People like this literally cannot look at or even THINK about the world unless it’s through a narrow capitalistic lens heavily tinted with scale and productivity. We wouldn’t have such a vast amount of ‘menial tasks’ if we didn’t insist on scaling everything up to ridiculous proportions. Humans aren’t born to access their untapped potential or fulfil purposes — we aren’t superheroes just waiting for our character arcs to resolve themselves; nor should they be forced to traumatise themselves so that others can showcase the power of their ‘AI’. Can’t we just… exist?? And that’s it??

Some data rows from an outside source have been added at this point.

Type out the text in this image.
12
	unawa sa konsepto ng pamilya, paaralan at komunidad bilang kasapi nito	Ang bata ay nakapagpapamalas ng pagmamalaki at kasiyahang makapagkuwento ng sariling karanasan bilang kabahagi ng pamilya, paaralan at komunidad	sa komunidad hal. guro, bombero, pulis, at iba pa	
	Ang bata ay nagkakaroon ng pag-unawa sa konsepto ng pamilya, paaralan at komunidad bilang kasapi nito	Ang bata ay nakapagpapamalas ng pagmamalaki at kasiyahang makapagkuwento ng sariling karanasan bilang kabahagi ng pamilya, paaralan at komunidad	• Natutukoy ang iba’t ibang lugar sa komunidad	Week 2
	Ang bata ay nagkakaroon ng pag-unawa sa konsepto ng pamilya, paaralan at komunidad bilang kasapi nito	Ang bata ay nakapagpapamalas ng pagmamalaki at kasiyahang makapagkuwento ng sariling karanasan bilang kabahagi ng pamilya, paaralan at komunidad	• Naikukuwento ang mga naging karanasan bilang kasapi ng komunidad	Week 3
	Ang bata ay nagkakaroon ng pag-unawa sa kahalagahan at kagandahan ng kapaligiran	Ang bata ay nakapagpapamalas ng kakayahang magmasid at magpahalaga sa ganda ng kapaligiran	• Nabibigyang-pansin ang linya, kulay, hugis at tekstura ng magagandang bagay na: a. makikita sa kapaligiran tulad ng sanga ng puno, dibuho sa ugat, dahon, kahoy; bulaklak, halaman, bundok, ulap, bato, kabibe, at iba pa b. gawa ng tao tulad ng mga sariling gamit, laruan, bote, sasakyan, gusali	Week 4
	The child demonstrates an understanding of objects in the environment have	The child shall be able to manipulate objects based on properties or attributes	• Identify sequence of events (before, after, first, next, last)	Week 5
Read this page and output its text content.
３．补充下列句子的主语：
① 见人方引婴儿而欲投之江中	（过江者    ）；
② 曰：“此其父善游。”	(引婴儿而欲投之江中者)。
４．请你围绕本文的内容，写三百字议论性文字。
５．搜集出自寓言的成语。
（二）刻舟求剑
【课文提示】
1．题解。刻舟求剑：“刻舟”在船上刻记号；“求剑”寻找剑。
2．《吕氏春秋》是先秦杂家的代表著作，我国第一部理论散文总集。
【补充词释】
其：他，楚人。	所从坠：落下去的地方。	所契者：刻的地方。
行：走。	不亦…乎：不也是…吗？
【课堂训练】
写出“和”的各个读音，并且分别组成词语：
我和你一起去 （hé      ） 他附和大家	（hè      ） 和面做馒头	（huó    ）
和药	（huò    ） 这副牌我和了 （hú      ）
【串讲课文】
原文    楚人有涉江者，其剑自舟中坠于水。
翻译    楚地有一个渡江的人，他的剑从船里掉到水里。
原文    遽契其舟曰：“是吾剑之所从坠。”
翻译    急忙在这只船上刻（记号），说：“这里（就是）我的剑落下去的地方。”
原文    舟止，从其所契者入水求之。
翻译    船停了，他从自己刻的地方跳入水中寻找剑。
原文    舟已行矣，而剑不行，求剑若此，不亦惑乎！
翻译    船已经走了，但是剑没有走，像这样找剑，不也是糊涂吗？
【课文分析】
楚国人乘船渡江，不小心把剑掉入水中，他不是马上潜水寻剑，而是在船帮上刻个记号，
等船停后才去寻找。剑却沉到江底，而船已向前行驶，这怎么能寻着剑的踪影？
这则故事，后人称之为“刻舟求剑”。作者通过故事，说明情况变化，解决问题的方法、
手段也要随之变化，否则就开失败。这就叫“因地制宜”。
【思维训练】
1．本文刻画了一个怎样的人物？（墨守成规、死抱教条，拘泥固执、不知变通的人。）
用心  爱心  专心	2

😏 Just some other stuff to finish you off
Interpol have stepped in about 12 months too late and decided to carve out their own metaverse: I guess so they can bully teenagers in virtual reality, and receive complaints from crypto bros about their missing bored apes.
Japan are trying really hard to launch digital ID numbers: and the people hate it, most likely because the government say that these digital IDs will soon be necessary for them to maintain access to health insurance. Uh there’s a word for that… I think, coercion?
Meta have been fined $25m for breaking a law in Washington state 822 times. This law requires ad sellers to disclose the names and addresses of those buying political ads — and also the target audiences of these ads. So, okay… this is essentially Meta’s entire business model and yes, what a surprise, they do not have any proper mechanisms in place to be transparent about who is buying political ads. Essentially what we have now is a law that doesn’t really work properly on the internet because it was created in the 70s for traditional media outlets, and a tech giant, riddled with corporate greed, insisting that the law is ‘unconstitutional’ (lol).
Thank you for reading. You are a beautiful, clever person with a large, wet brain. Have a great weekend!